Gibi Bacilio (72) wijst naar de rand van het rif. ‘Zijn hoofd werd op een spies gezet hier op het galgenveld.’ Als afschrikmiddel voor andere potentiële ‘raddraaiers en moordenaars’, zo formuleerde het Nederlandse bewind. Bacilio, activist, dichter en voorzitter van het Platform Slavernij en Erfenis ijvert al decennia voor Nederlands’ eerherstel van Tula, de leider van de grote slavenopstand op Curaçao van 17 augustus 1795.

Geïnspireerd door de idealen van Franse Revolutie én de Haïtiaanse zocht Tula – zoals genoteerd in een verslag van een Nederlandse pater – naar betere leefomstandigheden voor de mannen, vrouwen en kinderen met Afrikaanse voorouders die in slavernij moesten werken. Hij schijnt charismatisch te zijn geweest, een goed redenaar.

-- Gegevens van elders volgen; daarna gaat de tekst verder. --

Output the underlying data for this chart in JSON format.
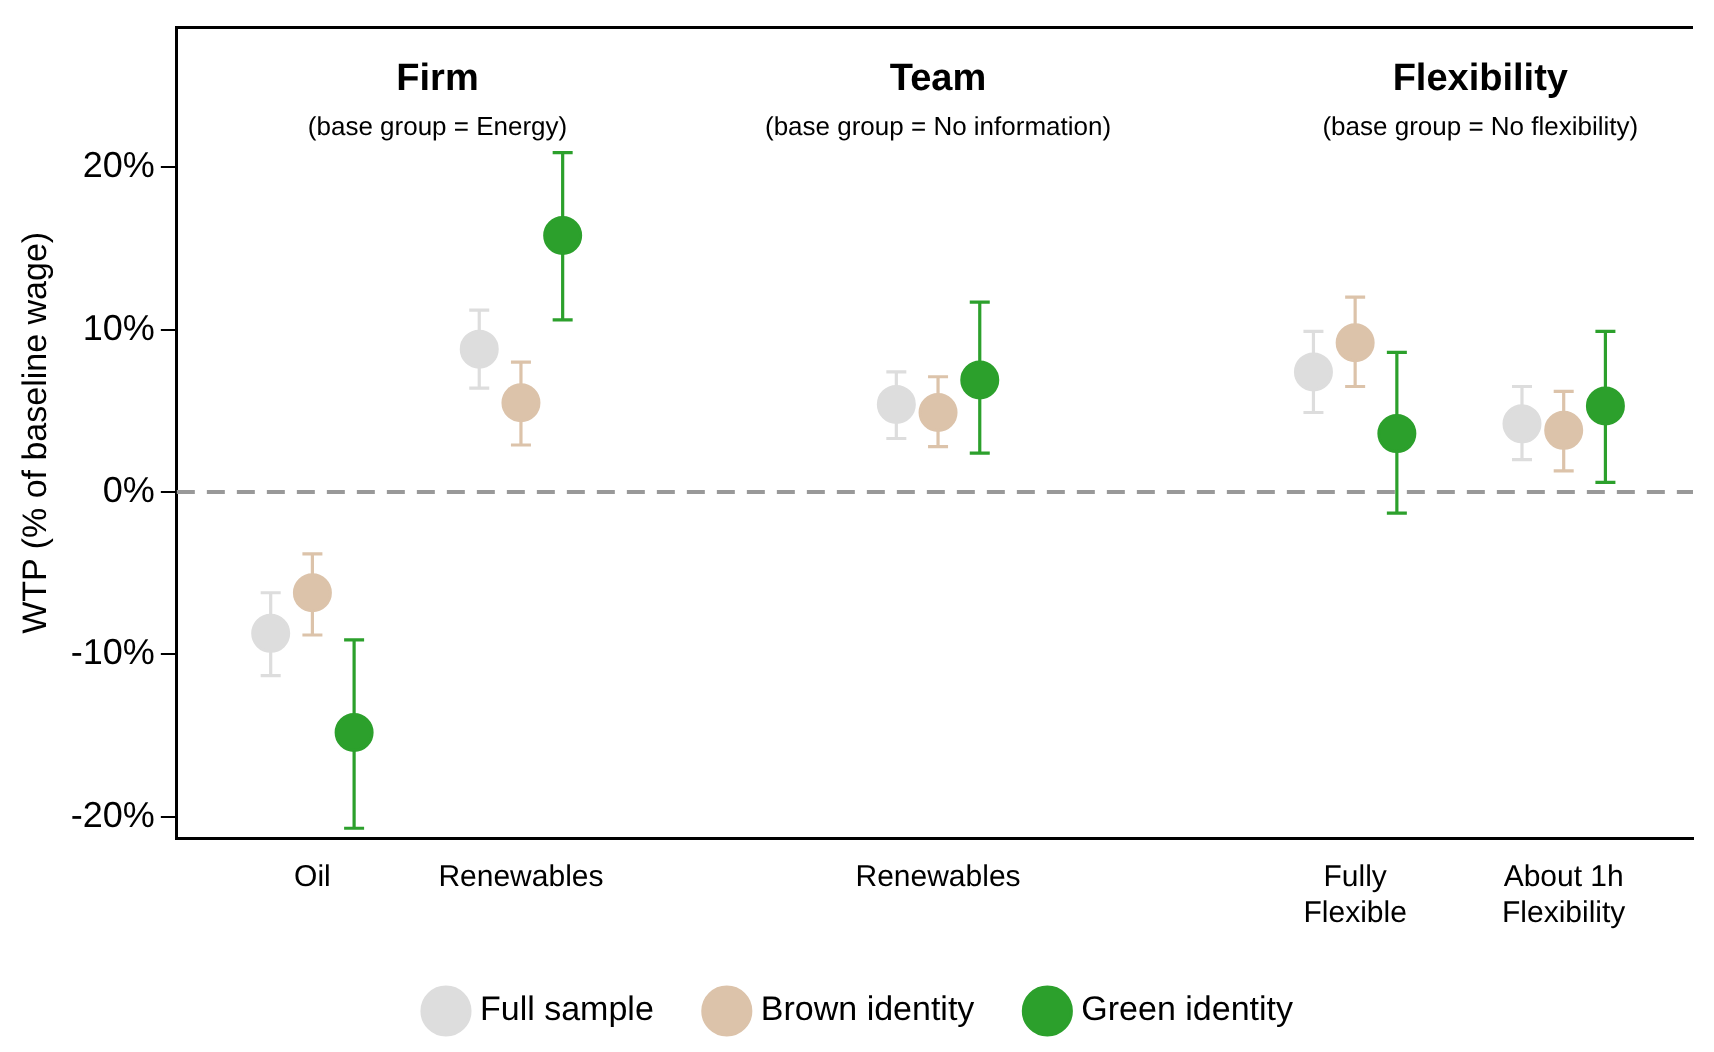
{
  "chart_data": {
    "type": "scatter",
    "ylabel": "WTP (% of baseline wage)",
    "categories": [
      "Oil",
      "Renewables",
      null,
      "Renewables",
      null,
      "Fully Flexible",
      "About 1h Flexibility"
    ],
    "ylim": [
      -21.3,
      28.6
    ],
    "yticks": [
      {
        "value": -20,
        "label": "-20%"
      },
      {
        "value": -10,
        "label": "-10%"
      },
      {
        "value": 0,
        "label": "0%"
      },
      {
        "value": 10,
        "label": "10%"
      },
      {
        "value": 20,
        "label": "20%"
      }
    ],
    "series": [
      {
        "name": "Full sample",
        "color": "#dddddd",
        "values": [
          -8.7,
          8.8,
          null,
          5.4,
          null,
          7.4,
          4.2
        ],
        "errors": [
          [
            -11.3,
            -6.2
          ],
          [
            6.4,
            11.2
          ],
          null,
          [
            3.3,
            7.4
          ],
          null,
          [
            4.9,
            9.9
          ],
          [
            2.0,
            6.5
          ]
        ]
      },
      {
        "name": "Brown identity",
        "color": "#dcc3aa",
        "values": [
          -6.2,
          5.5,
          null,
          4.9,
          null,
          9.2,
          3.8
        ],
        "errors": [
          [
            -8.8,
            -3.8
          ],
          [
            2.9,
            8.0
          ],
          null,
          [
            2.8,
            7.1
          ],
          null,
          [
            6.5,
            12.0
          ],
          [
            1.3,
            6.2
          ]
        ]
      },
      {
        "name": "Green identity",
        "color": "#2ca02c",
        "values": [
          -14.8,
          15.8,
          null,
          6.9,
          null,
          3.6,
          5.3
        ],
        "errors": [
          [
            -20.7,
            -9.1
          ],
          [
            10.6,
            20.9
          ],
          null,
          [
            2.4,
            11.7
          ],
          null,
          [
            -1.3,
            8.6
          ],
          [
            0.6,
            9.9
          ]
        ]
      }
    ],
    "ref_lines": [
      {
        "axis": "y",
        "value": 0,
        "color": "#999999",
        "line_style": "dashed"
      }
    ],
    "annotations": [
      "Firm",
      "(base group = Energy)",
      "Team",
      "(base group = No information)",
      "Flexibility",
      "(base group = No flexibility)"
    ],
    "grid": false,
    "legend": "bottom",
    "marker": "circle"
  }
}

Tula wilde een gesprek met de Nederlandse gouverneur, maar die weigerde en mobiliseerde zijn manschappen. Meer dan een maand duurde de strijd die volgde. Zo’n tweeduizend tot slaaf gemaakten van verschillende plantages wist Tula te mobiliseren, samen met zijn medestrijders Bashan Carpata, Luis Mercier en Pedro Wacao. ‘Hij moest zijn daad van verzet met folteringen en een gruwelijke dood bekopen’, zegt Bacilio.

Gebrek aan kennis

Op deze plek in het Parke Lucha pa Libertat (Park van de Vrijheidsstrijd), bij het Tula-monument waar de jaarlijkse herdenking van de opstand plaatsvindt, wordt maandag de toespraak van premier Rutte vanuit Nederland getoond, in aanwezigheid van staatssecretaris Van Huffelen. Voor wie niet aanwezig is – en dat zal voor de meeste eilandbewoners gelden – wordt de toespraak live uitgezonden via Facebook, radio en tv.

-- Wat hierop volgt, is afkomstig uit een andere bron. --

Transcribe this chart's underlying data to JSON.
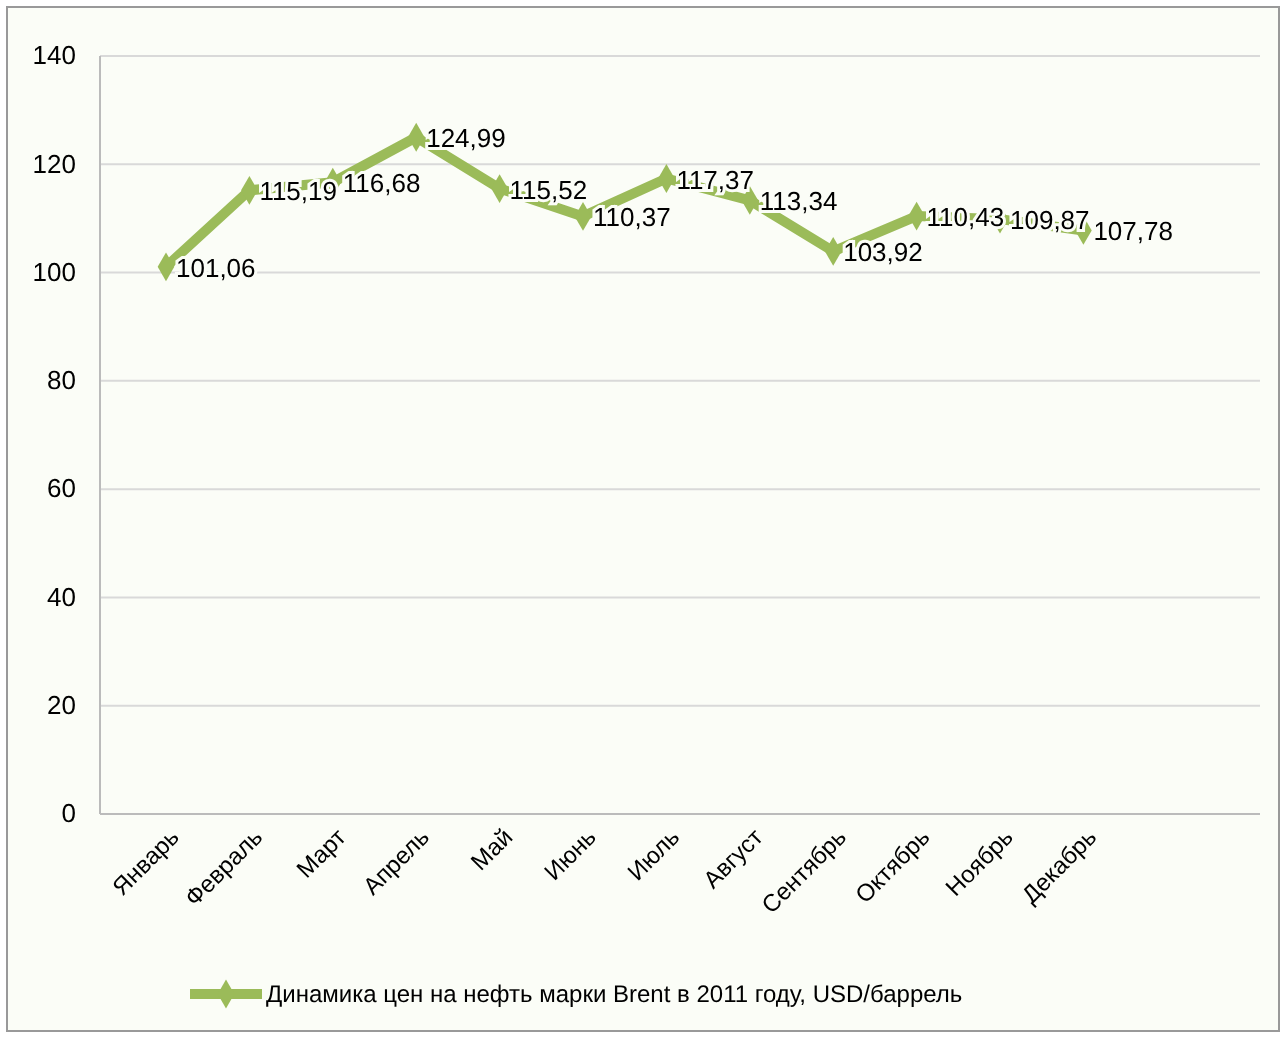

Terwijl de excuses voor het slavernijverleden in Nederland tot verhitte discussie leiden, lijkt het gespreksonderwerp op Curaçao – een eiland waar 40 procent van de jongeren werkloos is en ruim de helft van de bevolking onder het bestaansminimum leeft – afwezig. Althans, op het eerste gezicht. Op radio, tv en in Papiamentstalige kranten gaat het nauwelijks over een ‘betekenisvol moment’ uit Den Haag.

Dat ontbreken aan massale betrokkenheid komt door gebrek aan kennis, zegt Bacilio, die de gesprekken op het eiland leidde die uitmondden in de adviezen in het rapport van de Dialooggroep Slavernijverleden. Wie zijn geschiedenis niet kent, kan zich noch opwinden over de ontstaansgeschiedenis van de ongelijkheid, noch trots voelen over het verzet van verre voorouders. ‘Om je te organiseren en je mond te kunnen roeren, heb je een horizon nodig.’ Veel activisten hier studeerden of woonden een tijd in het buitenland. Zelf had hij ‘het geluk’ dat de Nederlandse fraters op het eiland hem uitkozen voor een priestersopleiding in het buitenland. Priester werd hij niet, hij keerde terug als activist.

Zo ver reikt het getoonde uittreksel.